To say that refreshing is the first word to come to mind as GoldLink’s Haram! sounds as though it’s being pounded through the concrete foundations of a club in the South London underground a block away, is probably a malapropism. Confounding, attention-demanding, and bold are more likely adjectives for those coming to Haram! for the first time, shaken and encapsulated by an oft-muddled rap delivery weaving jarringly in and out of so many other broad stylistic leaps and collaborative voices in their own right. But, if refreshing wasn’t first to mind, perhaps necessarily raw, and ultimately game-changing better present themselves to a listener upon the unexpected transition between GoldLink and NLE Choppa’s verses on the project’s opener, Extra Clip. In that blurred line exists an early sign of the jarring changes of pace Haram! is destined to bring into focus.


By the second listen through the album as a whole – which is exactly how it should be prescribed despite its shuffling nature – Haram! emerges refreshingly destructive. Destructive of hip-hop expectation. Destructive of GoldLink’s own stylistic boundaries, if any exist at this point in his genre-slashing career at all. Destructive of any remaining walls between global hip-hop and UK club by GoldLink’s own brutalist rap architecture.


He has been largely living between London and Amsterdam through the last year or so, and the audio-environmental influences that have decidedly soaked their way through the floorboards of his creativity are blaringly apparent and well expressed not only in his at times drill-esque rap delivery, his rangy production, and his long list of friends and collaborators, but also in the dynamic breadth of the stylings he chooses to explore throughout the unpredictable 36-minute rollercoaster of genre defiance pillared by an ever-resent GoldLink flow and euro-futuristic basement bass.

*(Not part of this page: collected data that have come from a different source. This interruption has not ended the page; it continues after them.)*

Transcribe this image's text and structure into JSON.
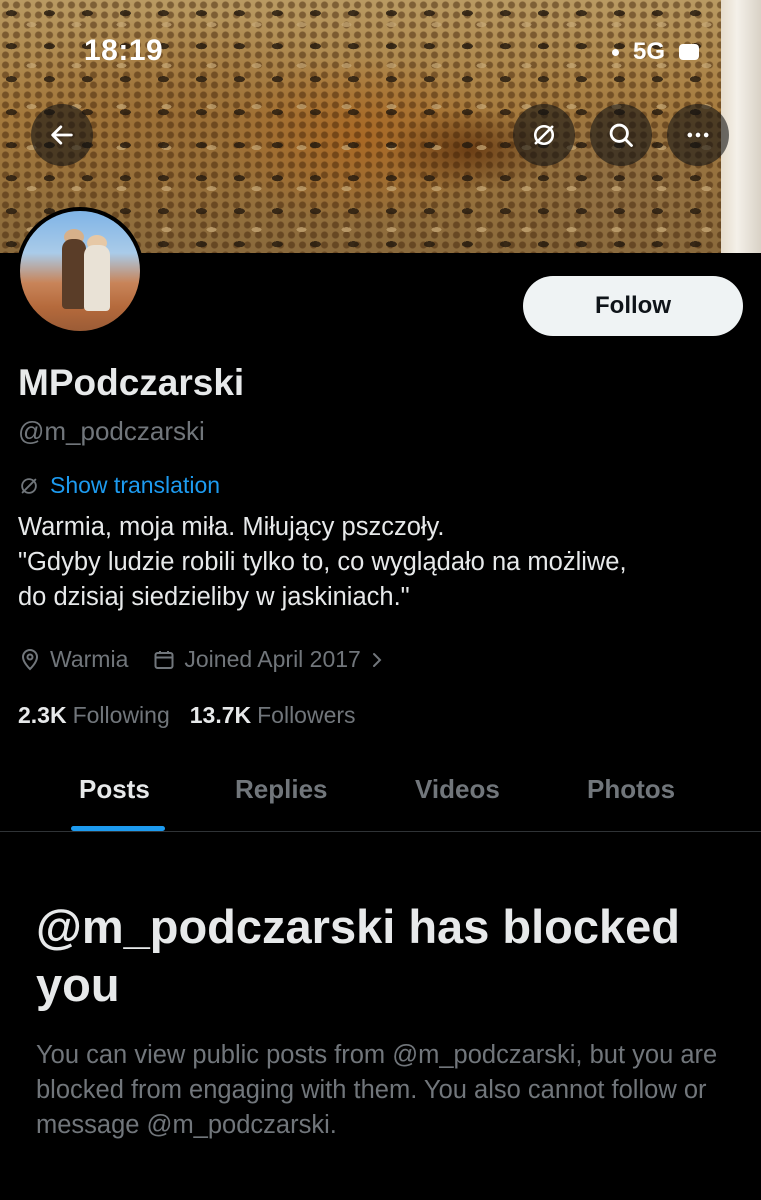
{
  "status_bar": {
    "time": "18:19",
    "network": "5G"
  },
  "profile": {
    "display_name": "MPodczarski",
    "handle": "@m_podczarski",
    "follow_label": "Follow",
    "show_translation": "Show translation",
    "bio_lines": [
      "Warmia, moja miła. Miłujący pszczoły.",
      "\"Gdyby ludzie robili tylko to, co wyglądało na możliwe,",
      "do dzisiaj siedzieliby w jaskiniach.\""
    ],
    "location": "Warmia",
    "joined": "Joined April 2017",
    "following_count": "2.3K",
    "following_label": "Following",
    "followers_count": "13.7K",
    "followers_label": "Followers"
  },
  "tabs": [
    {
      "label": "Posts",
      "active": true
    },
    {
      "label": "Replies",
      "active": false
    },
    {
      "label": "Videos",
      "active": false
    },
    {
      "label": "Photos",
      "active": false
    }
  ],
  "blocked": {
    "title": "@m_podczarski has blocked you",
    "message": "You can view public posts from @m_podczarski, but you are blocked from engaging with them. You also cannot follow or message @m_podczarski."
  },
  "colors": {
    "accent": "#1d9bf0",
    "muted": "#71767b",
    "text": "#e7e9ea",
    "background": "#000000"
  },
  "icons": [
    "back-arrow-icon",
    "translate-icon",
    "search-icon",
    "more-icon",
    "location-icon",
    "calendar-icon",
    "chevron-right-icon"
  ]
}
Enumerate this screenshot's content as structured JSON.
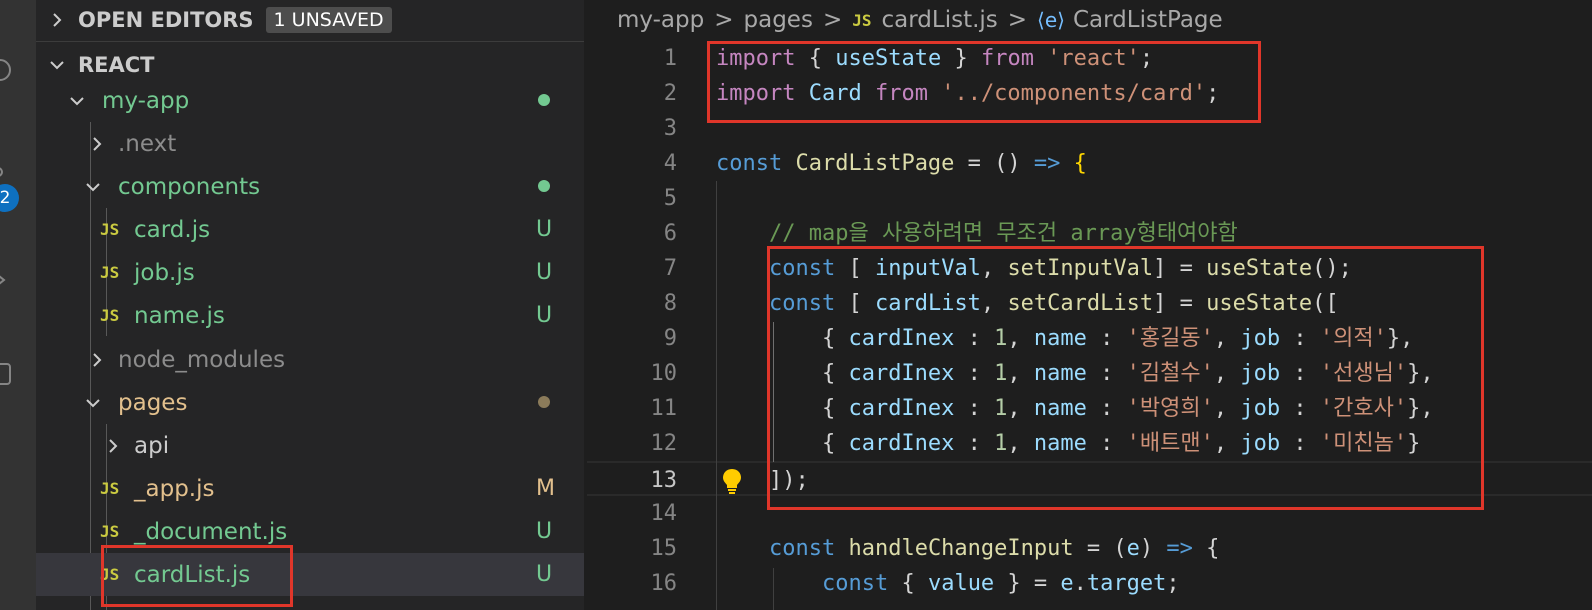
{
  "explorer": {
    "open_editors": {
      "title": "OPEN EDITORS",
      "badge": "1 UNSAVED"
    },
    "project": {
      "title": "REACT"
    },
    "tree": [
      {
        "label": "my-app",
        "kind": "folder-open",
        "status": "dot"
      },
      {
        "label": ".next",
        "kind": "folder",
        "status": ""
      },
      {
        "label": "components",
        "kind": "folder-open",
        "status": "dot"
      },
      {
        "label": "card.js",
        "kind": "js",
        "status": "U"
      },
      {
        "label": "job.js",
        "kind": "js",
        "status": "U"
      },
      {
        "label": "name.js",
        "kind": "js",
        "status": "U"
      },
      {
        "label": "node_modules",
        "kind": "folder",
        "status": ""
      },
      {
        "label": "pages",
        "kind": "folder-open",
        "status": "dot"
      },
      {
        "label": "api",
        "kind": "folder",
        "status": ""
      },
      {
        "label": "_app.js",
        "kind": "js",
        "status": "M"
      },
      {
        "label": "_document.js",
        "kind": "js",
        "status": "U"
      },
      {
        "label": "cardList.js",
        "kind": "js",
        "status": "U"
      }
    ],
    "js_badge": "JS"
  },
  "activity_bar": {
    "badge_count": "2"
  },
  "breadcrumb": {
    "items": [
      "my-app",
      "pages",
      "cardList.js",
      "CardListPage"
    ],
    "separator": ">",
    "js_badge": "JS",
    "symbol_icon": "⟨e⟩"
  },
  "editor": {
    "active_line": "13",
    "lines": [
      {
        "num": "1",
        "tokens": [
          [
            "kw",
            "import"
          ],
          [
            "punc",
            " { "
          ],
          [
            "var",
            "useState"
          ],
          [
            "punc",
            " } "
          ],
          [
            "kw",
            "from"
          ],
          [
            "punc",
            " "
          ],
          [
            "str",
            "'react'"
          ],
          [
            "punc",
            ";"
          ]
        ]
      },
      {
        "num": "2",
        "tokens": [
          [
            "kw",
            "import"
          ],
          [
            "punc",
            " "
          ],
          [
            "var",
            "Card"
          ],
          [
            "punc",
            " "
          ],
          [
            "kw",
            "from"
          ],
          [
            "punc",
            " "
          ],
          [
            "str",
            "'../components/card'"
          ],
          [
            "punc",
            ";"
          ]
        ]
      },
      {
        "num": "3",
        "tokens": []
      },
      {
        "num": "4",
        "tokens": [
          [
            "decl",
            "const"
          ],
          [
            "punc",
            " "
          ],
          [
            "fn",
            "CardListPage"
          ],
          [
            "punc",
            " = () "
          ],
          [
            "decl",
            "=>"
          ],
          [
            "punc",
            " "
          ],
          [
            "bracket",
            "{"
          ]
        ]
      },
      {
        "num": "5",
        "tokens": []
      },
      {
        "num": "6",
        "tokens": [
          [
            "punc",
            "    "
          ],
          [
            "cmt",
            "// map을 사용하려면 무조건 array형태여야함"
          ]
        ]
      },
      {
        "num": "7",
        "tokens": [
          [
            "punc",
            "    "
          ],
          [
            "decl",
            "const"
          ],
          [
            "punc",
            " [ "
          ],
          [
            "var",
            "inputVal"
          ],
          [
            "punc",
            ", "
          ],
          [
            "fn",
            "setInputVal"
          ],
          [
            "punc",
            "] = "
          ],
          [
            "fn",
            "useState"
          ],
          [
            "punc",
            "();"
          ]
        ]
      },
      {
        "num": "8",
        "tokens": [
          [
            "punc",
            "    "
          ],
          [
            "decl",
            "const"
          ],
          [
            "punc",
            " [ "
          ],
          [
            "var",
            "cardList"
          ],
          [
            "punc",
            ", "
          ],
          [
            "fn",
            "setCardList"
          ],
          [
            "punc",
            "] = "
          ],
          [
            "fn",
            "useState"
          ],
          [
            "punc",
            "(["
          ]
        ]
      },
      {
        "num": "9",
        "tokens": [
          [
            "punc",
            "        { "
          ],
          [
            "var",
            "cardInex"
          ],
          [
            "punc",
            " : "
          ],
          [
            "num",
            "1"
          ],
          [
            "punc",
            ", "
          ],
          [
            "var",
            "name"
          ],
          [
            "punc",
            " : "
          ],
          [
            "str",
            "'홍길동'"
          ],
          [
            "punc",
            ", "
          ],
          [
            "var",
            "job"
          ],
          [
            "punc",
            " : "
          ],
          [
            "str",
            "'의적'"
          ],
          [
            "punc",
            "},"
          ]
        ]
      },
      {
        "num": "10",
        "tokens": [
          [
            "punc",
            "        { "
          ],
          [
            "var",
            "cardInex"
          ],
          [
            "punc",
            " : "
          ],
          [
            "num",
            "1"
          ],
          [
            "punc",
            ", "
          ],
          [
            "var",
            "name"
          ],
          [
            "punc",
            " : "
          ],
          [
            "str",
            "'김철수'"
          ],
          [
            "punc",
            ", "
          ],
          [
            "var",
            "job"
          ],
          [
            "punc",
            " : "
          ],
          [
            "str",
            "'선생님'"
          ],
          [
            "punc",
            "},"
          ]
        ]
      },
      {
        "num": "11",
        "tokens": [
          [
            "punc",
            "        { "
          ],
          [
            "var",
            "cardInex"
          ],
          [
            "punc",
            " : "
          ],
          [
            "num",
            "1"
          ],
          [
            "punc",
            ", "
          ],
          [
            "var",
            "name"
          ],
          [
            "punc",
            " : "
          ],
          [
            "str",
            "'박영희'"
          ],
          [
            "punc",
            ", "
          ],
          [
            "var",
            "job"
          ],
          [
            "punc",
            " : "
          ],
          [
            "str",
            "'간호사'"
          ],
          [
            "punc",
            "},"
          ]
        ]
      },
      {
        "num": "12",
        "tokens": [
          [
            "punc",
            "        { "
          ],
          [
            "var",
            "cardInex"
          ],
          [
            "punc",
            " : "
          ],
          [
            "num",
            "1"
          ],
          [
            "punc",
            ", "
          ],
          [
            "var",
            "name"
          ],
          [
            "punc",
            " : "
          ],
          [
            "str",
            "'배트맨'"
          ],
          [
            "punc",
            ", "
          ],
          [
            "var",
            "job"
          ],
          [
            "punc",
            " : "
          ],
          [
            "str",
            "'미친놈'"
          ],
          [
            "punc",
            "}"
          ]
        ]
      },
      {
        "num": "13",
        "tokens": [
          [
            "punc",
            "    ]);"
          ]
        ]
      },
      {
        "num": "14",
        "tokens": []
      },
      {
        "num": "15",
        "tokens": [
          [
            "punc",
            "    "
          ],
          [
            "decl",
            "const"
          ],
          [
            "punc",
            " "
          ],
          [
            "fn",
            "handleChangeInput"
          ],
          [
            "punc",
            " = ("
          ],
          [
            "var",
            "e"
          ],
          [
            "punc",
            ") "
          ],
          [
            "decl",
            "=>"
          ],
          [
            "punc",
            " {"
          ]
        ]
      },
      {
        "num": "16",
        "tokens": [
          [
            "punc",
            "        "
          ],
          [
            "decl",
            "const"
          ],
          [
            "punc",
            " { "
          ],
          [
            "var",
            "value"
          ],
          [
            "punc",
            " } = "
          ],
          [
            "var",
            "e"
          ],
          [
            "punc",
            "."
          ],
          [
            "var",
            "target"
          ],
          [
            "punc",
            ";"
          ]
        ]
      }
    ]
  },
  "colors": {
    "editor_bg": "#1e1e1e",
    "sidebar_bg": "#252526",
    "highlight_box": "#e0362a",
    "git_untracked": "#73c991",
    "git_modified": "#e2c08d",
    "folder_green": "#73c991",
    "folder_yellow": "#e2c08d",
    "folder_gray": "#8c8c8c"
  }
}
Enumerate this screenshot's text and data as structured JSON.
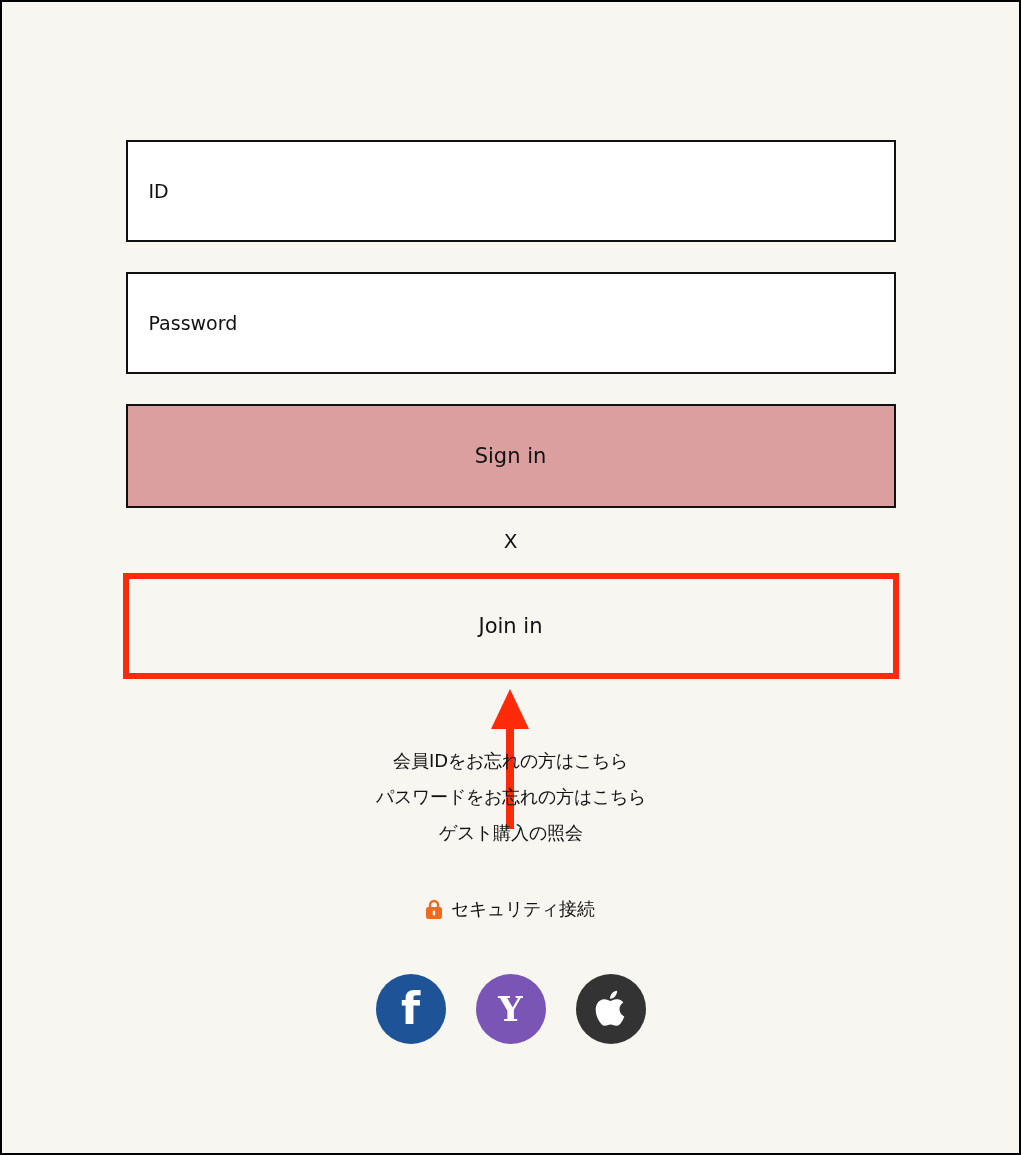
{
  "login_form": {
    "id_field": {
      "placeholder": "ID"
    },
    "password_field": {
      "placeholder": "Password"
    },
    "sign_in_button": {
      "label": "Sign in"
    },
    "separator": "X",
    "join_button": {
      "label": "Join in",
      "highlighted": true
    }
  },
  "links": [
    "会員IDをお忘れの方はこちら",
    "パスワードをお忘れの方はこちら",
    "ゲスト購入の照会"
  ],
  "security": {
    "label": "セキュリティ接続"
  },
  "social_buttons": [
    {
      "kind": "letter",
      "glyph": "f",
      "color": "#1e5397"
    },
    {
      "kind": "letter",
      "glyph": "Y",
      "color": "#7b55b6"
    },
    {
      "kind": "apple",
      "color": "#333333"
    }
  ]
}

Haram! is – for all intents and purposes – Boiler Room hip-hop, inventing itself with fluid courage from start to finish and intermittingly infusing it all with moments of completely unpredictable bliss. Just wait for the Evian break from any sort of stylistic norms, or the Santigold-tinged effervescence of Wild and Lethal Trash! Per the whole project’s identity as indefinably electro-club rap – bolstered by GoldLink’s own decision to run his own lyrical prowess through a muffler across a larger part of the project – Haram! doesn’t have any contemporary album parallels from which to draw comparison. It’s a removal from hip-hop and music at large, like so much of his canon has been. But, it’s also a removal from his own prior work.


It feels like we should be listening to it at the foot of a Function One speaker; it calls for the kind of humid, smokey atmosphere that a South London Boiler Room set brings to the table; it captures the essence of a great live hip-hop show through the blurred sound of a less-than-adequate sound system; it should be spun live by KAYTRANADA as GoldLink delivers its whirlwind lyricism through a talk box; it will set a new precedent, yet again, that GoldLink doesn’t adhere to expectation, and neither does hip-hop.


Haram! as a whole is undeniably unique, surprising a listener expecting any of the many roads GoldLink’s indefinably influential career has traveled in the past. But, with a great sound system and an open mind, it’s also yet another boldly experimental patchwork of risks taken successfully sure to have a monumental impact on the scope of hip-hop’s futurist texture.